The sincedb file is updated every sincedb_write_interval seconds (default 15), and I suspect that this holds true for new files too, i.e. it's created 15 seconds after the startup. You can use Process Monitor to check this assumption. At least with recent versions of Logstash and the file input plugin it'll be written when Logstash shuts down.


(Varun Kumar) #3

Hello ,
Thanks for your reply.Then How can i change the sicedb writing procedure .I want it immediately becasue I am writing one script which is using sincedb inputs .


(Varun Kumar) #4

I have changed the sincedb_write_interval to 0 and I am seeing things are working .Is there anything more I want to change


(Magnus Bäck) #5

What do you want to accomplish? If all you want to do is increase the write frequency of the sincedb files you're done.


(Varun Kumar) #6

Hello Magnus ,
Thanks for your reply .I am writing one script (C#) where I read the file size of a file from sincedb and matches the file size of that file from its actual size as we get from running ls command .The reason for writing this script is I want to check when the logstash has finished parsing a file .Do you know any better way to tell this thing .


(Varun Kumar) #7

I know there is a way we can tell from kibana GUI but right now I want to do this thing with help of only logstash


(Magnus Bäck) #8

To monitor Logstash's file reading progress the currently best way is indeed to read the sincedb file.


(Varun Kumar) #9

Dear magnus,
I have one more doubt about sincedb file .I have changed sincedb_write_interval to 0 .If possible can you tell when the sincedb file is updated with inode number and file size offset is it possible the offset will be the final offset of the file used by the logstash or will it when logstash is still parsing the file .


(Magnus Bäck) #10

I'm not sure I get your question right, but the sincedb file is always written after Logstash has read the file up to that offset and sent the messages into Logstash's (very small) internal queue.
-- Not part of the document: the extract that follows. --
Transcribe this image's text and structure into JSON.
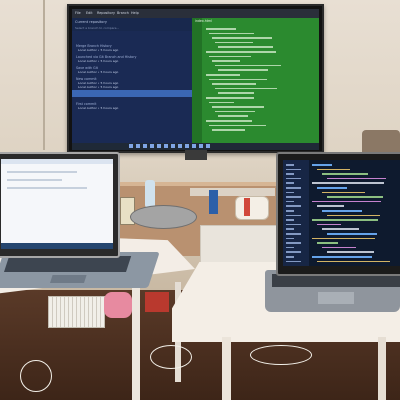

Hence, when the offset is equal to the file size Logstash is done with the file.


(Varun Kumar) #11

Hello Magnus ,
so according to your answer whenever any file info is present in sincedb it means that file offset size mentioned in the sincedb corresponding to that file must be the end of the original file parsed by the logstash .


(Magnus Bäck) #12

Yes, the sincedb file records how far Logstash has read. At any given moment there is of course the possibility that Logstash has read slightly further than what has been recorded in the sincedb file, but there's nothing to do about that.


(Varun Kumar) #13

Hello magnus,
I am facing one issue regarding performance .What I am doing I am creating one big log file .I am comparing the creation of the log file with logstash running and without logstash running .I am seeing a huge difference in the performace of the log file creation .Can u suggesst what could be the reasong behind it and what could be done to increase the performance .My current cofig file is
input {
file{
path => "D:/Log//"
start_position => "beginning"
sincedb_write_interval => 0

}
file{
	path => "D:/Log/*/MIP/*"
           start_position => "beginning"
           sincedb_write_interval => 0
}

file{
	path => "D:/Log/*/NHGS/*"
             start_position => "beginning"
            sincedb_write_interval => 0
}

}

filter{
mutate{
gsub => ["path","D:/Log/", ""]
}

}

output {
stdout {
codec => line {
format => "%{path}"
}
}

}

Following is the timing difference of the log file creation
Without running logstash --5005788.029ms
With Logstash --.5607995.1309m

I am creating two log files of 13.2 MB each


(Magnus Bäck) #14

What program is creating the log file? How are you measuring this? And why would it take over 5000 seconds to generate 26 MB worth of log files? That's ~6 kB/s.


(Varun Kumar) #15

Hello magnus ,
Thanks for your reply .Below is my sample file to generate the log file .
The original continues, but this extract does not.